Настоящий разгул стукачества – на «красных» зонах, там, где рулит администрация. Стукачей там некому наказывать, и все стучат друг на друга. Все зарабатывают себе таким способом УДО и «химию». На «черных» зонах, где порядок в зоне обеспечивается воровским законом, стукачам приходится туго. Отвечать им чаще всего приходится собственной жизнью, поэтому желающих нажиться на благополучии товарищей там не так много.
Наша зона не была «красной», но и по‑настоящему «черной» я бы ее тоже не назвал. Общий режим, в основном первоходочники, еще не усвоившие хорошо тюремные правила и традиции. Стукачей время от времени вычисляли и били или опускали, если им не удавалось вовремя ломануться на вахту. После этого они неизбежно попадали в отряд хозобслуги, вступали там в СВП (секцию внутреннего порядка), носили красную повязку на руке, изображали из себя дружинников, сидели в проходных локальных зон и всячески помогали лагерной администрации. Они зарабатывали условно‑досрочное освобождение, которое никаким другим бесплатным путем получить было нельзя. За деньги, разумеется, можно. Но за очень приличные деньги.
Между отрицаловом и сучнёй в лагере поддерживалось неустойчивое равновесие. Никто по‑настоящему не мог взять верх. Лагерное начальство прикладывало все усилия, чтобы зона «покраснела», но вновь приходящие зэки предпочитали в основном воровской закон, который позволял им существовать более независимо и обдуманно. Впрочем, воровской закон – это всего лишь собирательный образ зэковских правил; по нему живут отнюдь не только настоящие воры, которые на самом деле имеют для себя свой, более жесткий свод правил.
Стукачей почти никогда не наказывали без разборок. Вину стукача надо было доказать. Голословных обвинений для этого не хватало. Опустить зэка по голословным обвинениям в стукачестве – это беспредел. За это могли поплатиться и сами судьи. Конечно, уровень разборок везде был разный, но в среднем качество тюремного правосудия было выше государственного. На разборках можно было оправдаться. Правда, случалось это редко, но тому есть объяснение. Обвинение в стукачестве – крайне серьезное для тюрьмы, и мало кто решится на него, не получив заранее надежных доказательств. В противном случае при оправдательном решении обвинителю придется «отвечать за базар». Отвечать примерно так же, как пришлось бы ответить доказанному стукачу.
Впрочем, идеализировать уголовный мир тоже не следует. Случалось всякое. Оперчасть могла грамотно подставить под разборки мешающего ей человека, сфальсифицировать компромат на авторитета, умно выгородить своего стукача. Стихийное правосудие – механизм несовершенный. Но все же это лучше, чем вовсе ничего или «красный» беспредел.

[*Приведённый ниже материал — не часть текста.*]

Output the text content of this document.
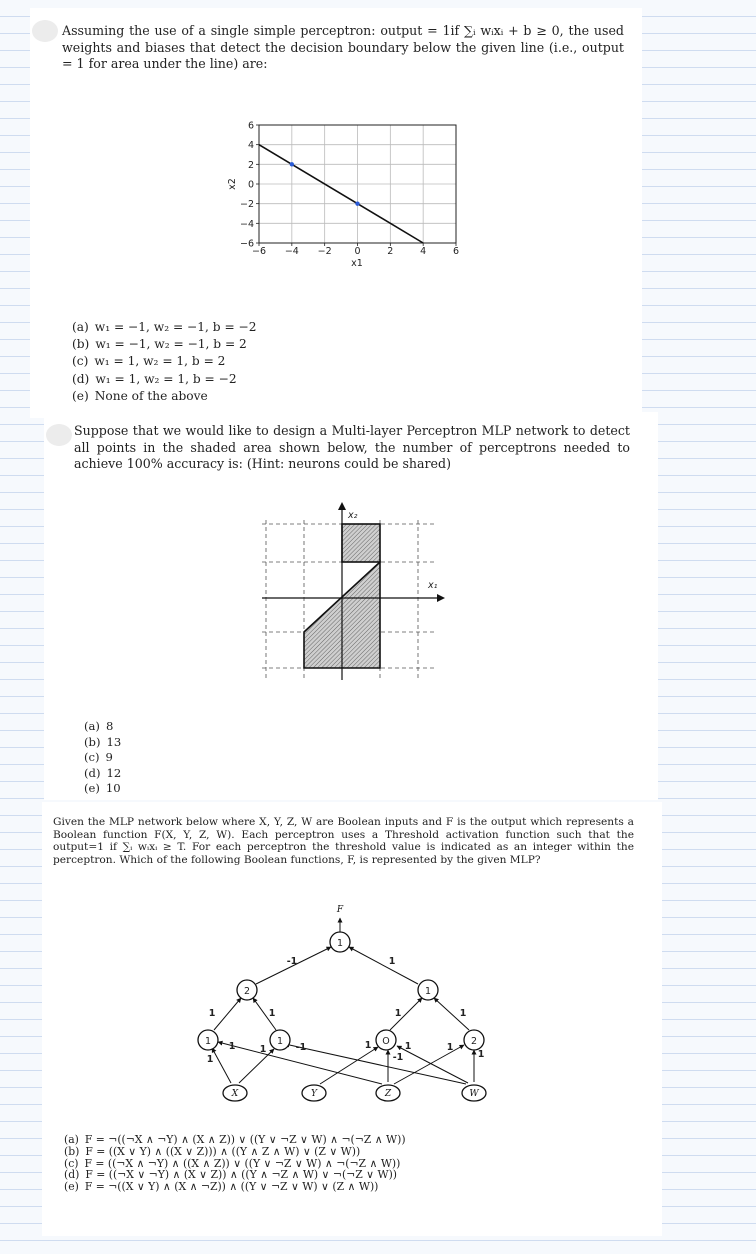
Assuming the use of a single simple perceptron: output = 1if ∑ᵢ wᵢxᵢ + b ≥ 0, the used weights and biases that detect the decision boundary below the given line (i.e., output = 1 for area under the line) are:
−6 −4 −2 0	2	4	6
6
4
2
0
−2
−4
−6
x1
x2
(a) w₁ = −1, w₂ = −1, b = −2
(b) w₁ = −1, w₂ = −1, b = 2
(c) w₁ = 1, w₂ = 1, b = 2
(d) w₁ = 1, w₂ = 1, b = −2
(e) None of the above
Suppose that we would like to design a Multi-layer Perceptron MLP network to detect all points in the shaded area shown below, the number of perceptrons needed to achieve 100% accuracy is: (Hint: neurons could be shared)
x₁
x₂
(a) 8
(b) 13
(c) 9
(d) 12
(e) 10
Given the MLP network below where X, Y, Z, W are Boolean inputs and F is the output which represents a Boolean function F(X, Y, Z, W). Each perceptron uses a Threshold activation function such that the output=1 if ∑ᵢ wᵢxᵢ ≥ T. For each perceptron the threshold value is indicated as an integer within the perceptron. Which of the following Boolean functions, F, is represented by the given MLP?
1
2	1
1	1	O	2
F
X	Y	Z	W
-1	1
1	1	1	1
1
1	1	-1	1
-1
1	1
1
(a) F = ¬((¬X ∧ ¬Y) ∧ (X ∧ Z)) ∨ ((Y ∨ ¬Z ∨ W) ∧ ¬(¬Z ∧ W))
(b) F = ((X ∨ Y) ∧ ((X ∨ Z))) ∧ ((Y ∧ Z ∧ W) ∨ (Z ∨ W))
(c) F = ((¬X ∧ ¬Y) ∧ ((X ∧ Z)) ∨ ((Y ∨ ¬Z ∨ W) ∧ ¬(¬Z ∧ W))
(d) F = ((¬X ∨ ¬Y) ∧ (X ∨ Z)) ∧ ((Y ∧ ¬Z ∧ W) ∨ ¬(¬Z ∨ W))
(e) F = ¬((X ∨ Y) ∧ (X ∧ ¬Z)) ∧ ((Y ∨ ¬Z ∨ W) ∨ (Z ∧ W))
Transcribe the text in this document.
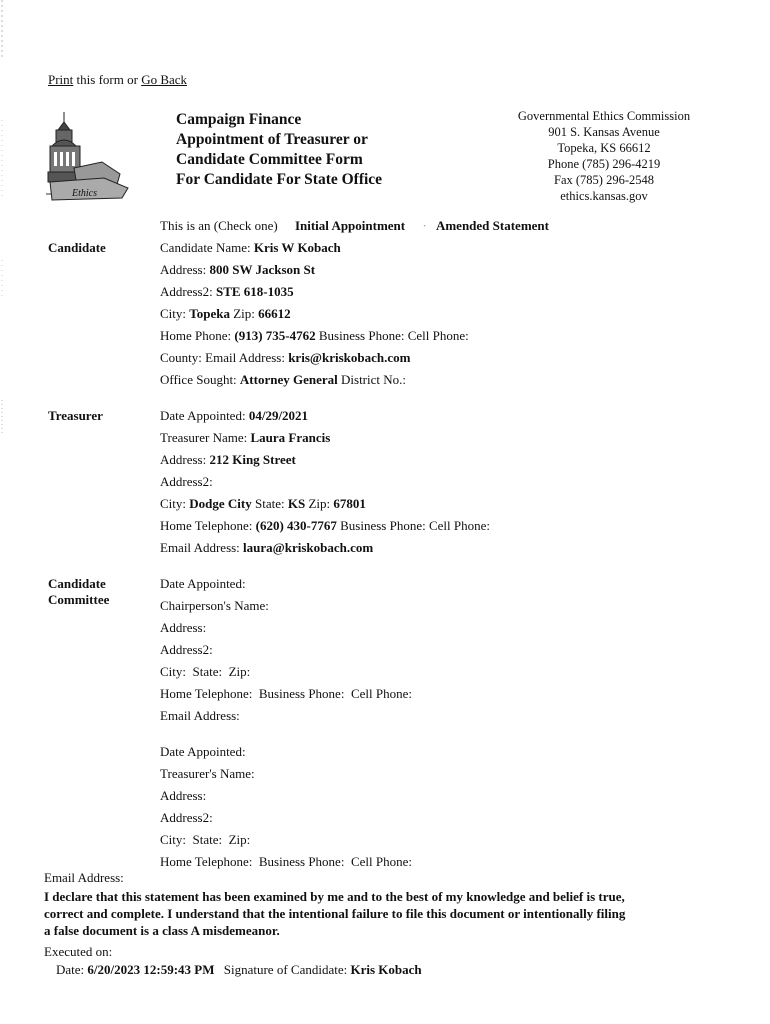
Print this form or Go Back
Ethics
Campaign Finance
Appointment of Treasurer or
Candidate Committee Form
For Candidate For State Office
Governmental Ethics Commission
901 S. Kansas Avenue
Topeka, KS 66612
Phone (785) 296-4219
Fax (785) 296-2548
ethics.kansas.gov
This is an (Check one) Initial Appointment · Amended Statement
Candidate	Candidate Name: Kris W Kobach
Address: 800 SW Jackson St
Address2: STE 618-1035
City: Topeka Zip: 66612
Home Phone: (913) 735-4762 Business Phone: Cell Phone:
County: Email Address: kris@kriskobach.com
Office Sought: Attorney General District No.:
Treasurer	Date Appointed: 04/29/2021
Treasurer Name: Laura Francis
Address: 212 King Street
Address2:
City: Dodge City State: KS Zip: 67801
Home Telephone: (620) 430-7767 Business Phone: Cell Phone:
Email Address: laura@kriskobach.com
Candidate
Committee
Date Appointed:
Chairperson's Name:
Address:
Address2:
City:  State:  Zip:
Home Telephone:  Business Phone:  Cell Phone:
Email Address:
Date Appointed:
Treasurer's Name:
Address:
Address2:
City:  State:  Zip:
Home Telephone:  Business Phone:  Cell Phone:
Email Address:
I declare that this statement has been examined by me and to the best of my knowledge and belief is true,
correct and complete. I understand that the intentional failure to file this document or intentionally filing
a false document is a class A misdemeanor.
Executed on:
Date: 6/20/2023 12:59:43 PM Signature of Candidate: Kris Kobach
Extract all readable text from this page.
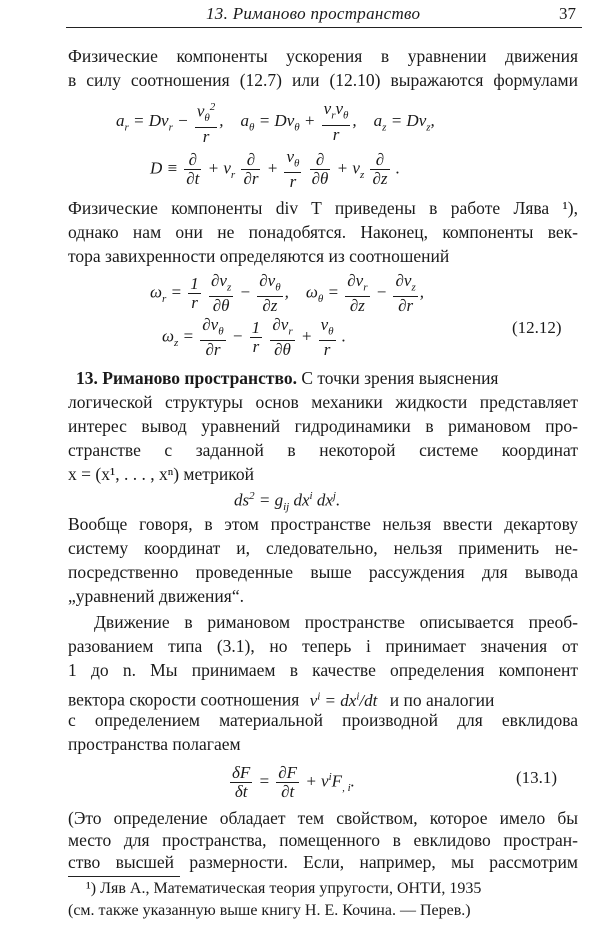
13. Риманово пространство	37
Физические компоненты ускорения в уравнении движения
в силу соотношения (12.7) или (12.10) выражаются формулами
$a_r = Dv_r - \frac{v_\theta^2}{r}$ ,    $a_\theta = Dv_\theta + \frac{v_rv_\theta}{r}$ ,    $a_z = Dv_z$,
$D \equiv \frac{\partial}{\partial t} + v_r \frac{\partial}{\partial r} + \frac{v_\theta}{r}$
$\frac{\partial}{\partial\theta} + v_z \frac{\partial}{\partial z}$ .
Физические компоненты div T приведены в работе Лява ¹),
однако нам они не понадобятся. Наконец, компоненты век-
тора завихренности определяются из соотношений
$\omega_r = \frac{1}{r}$
$\frac{\partial v_z}{\partial\theta} - \frac{\partial v_\theta}{\partial z}$ ,    $\omega_\theta = \frac{\partial v_r}{\partial z} - \frac{\partial v_z}{\partial r}$ ,
$\omega_z = \frac{\partial v_\theta}{\partial r} - \frac{1}{r}$
$\frac{\partial v_r}{\partial\theta} + \frac{v_\theta}{r}$ .	(12.12)
13. Риманово пространство. С точки зрения выяснения
логической структуры основ механики жидкости представляет
интерес вывод уравнений гидродинамики в римановом про-
странстве с заданной в некоторой системе координат
x = (x¹, . . . , xⁿ) метрикой
$ds^2 = g_{ij}$ $dx^i$ $dx^j$.
Вообще говоря, в этом пространстве нельзя ввести декартову
систему координат и, следовательно, нельзя применить не-
посредственно проведенные выше рассуждения для вывода
„уравнений движения“.
Движение в римановом пространстве описывается преоб-
разованием типа (3.1), но теперь i принимает значения от
1 до n. Мы принимаем в качестве определения компонент
вектора скорости соотношения $v^i = dx^i/dt$ и по аналогии
с определением материальной производной для евклидова
пространства полагаем
$\frac{\delta F}{\delta t} = \frac{\partial F}{\partial t} + v^iF_{, i}$.	(13.1)
(Это определение обладает тем свойством, которое имело бы
место для пространства, помещенного в евклидово простран-
ство высшей размерности. Если, например, мы рассмотрим
¹) Ляв А., Математическая теория упругости, ОНТИ, 1935
(см. также указанную выше книгу Н. Е. Кочина. — Перев.)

В попытках поломать зону администрация шла иногда на рискованные шаги. Она заставляла разоблаченных стукачей, красноповязочников жить или работать среди остальных зэков. Это были отчаянные попытки легализовать их в лагерном сообществе явочным путем, по факту. Зэки воспринимали это как оскорбление и покушение на их права и территорию. Кончались такие затеи плохо.
В том цеху, где я работал несколько дней, таская мешки с цементом, был примерно пятиметровой высоты деревянный мостик с площадкой наверху. Под мостиком была гора цемента, высотою метра в четыре. Того самого цемента, который мы приносили с разгрузки. Его постоянно брали из этой горы для формования строительных блоков. Отбором цемента руководил кто‑нибудь из зэков, стоя на площадке мостика.
В работающую на блоках бригаду зачислили стукача из первого отряда. Не просто какого‑нибудь тихушника, бегающего к куму, когда никто не видит, а настоящего патентованного стукача, не скрывавшего своей работы на оперчасть. Жизнь бригады осложнилась. При стукаче никто не рисковал ни договариваться о чем‑либо с вольными шоферами, приезжающими за блоками, ни получать контрабанду с воли, ни устраивать какие‑либо дела, о которых не должен знать кум.
– Ты бы подыскал себе другую работу, – сказал ему как‑то бригадир из зэков. – Чего тебе у нас делать?
– Не твое дело, – огрызнулся стукач.
– Ну как хочешь, как хочешь, – лениво согласился с ним бригадир.
Через несколько дней на вечернем разводе стукача не оказалось в колонне зэков, возвращавшихся с работы в промзоне. Начались поиски. Нашли его на следующее утро в той самой горе цемента. Он был мертв.
Как он туда попал, естественно, никто не знал. Никаких следов насилия на нем не было. Начальство было этому радо, потому что можно было списать смерть на несчастный случай. Решили, что он просто упал с мостика в цемент. Разумеется, все понимали, что упал он не сам. Там было кому его подтолкнуть. Ужасная смерть. Один глубокий вдох в сухом цементе – и его легкие окаменели.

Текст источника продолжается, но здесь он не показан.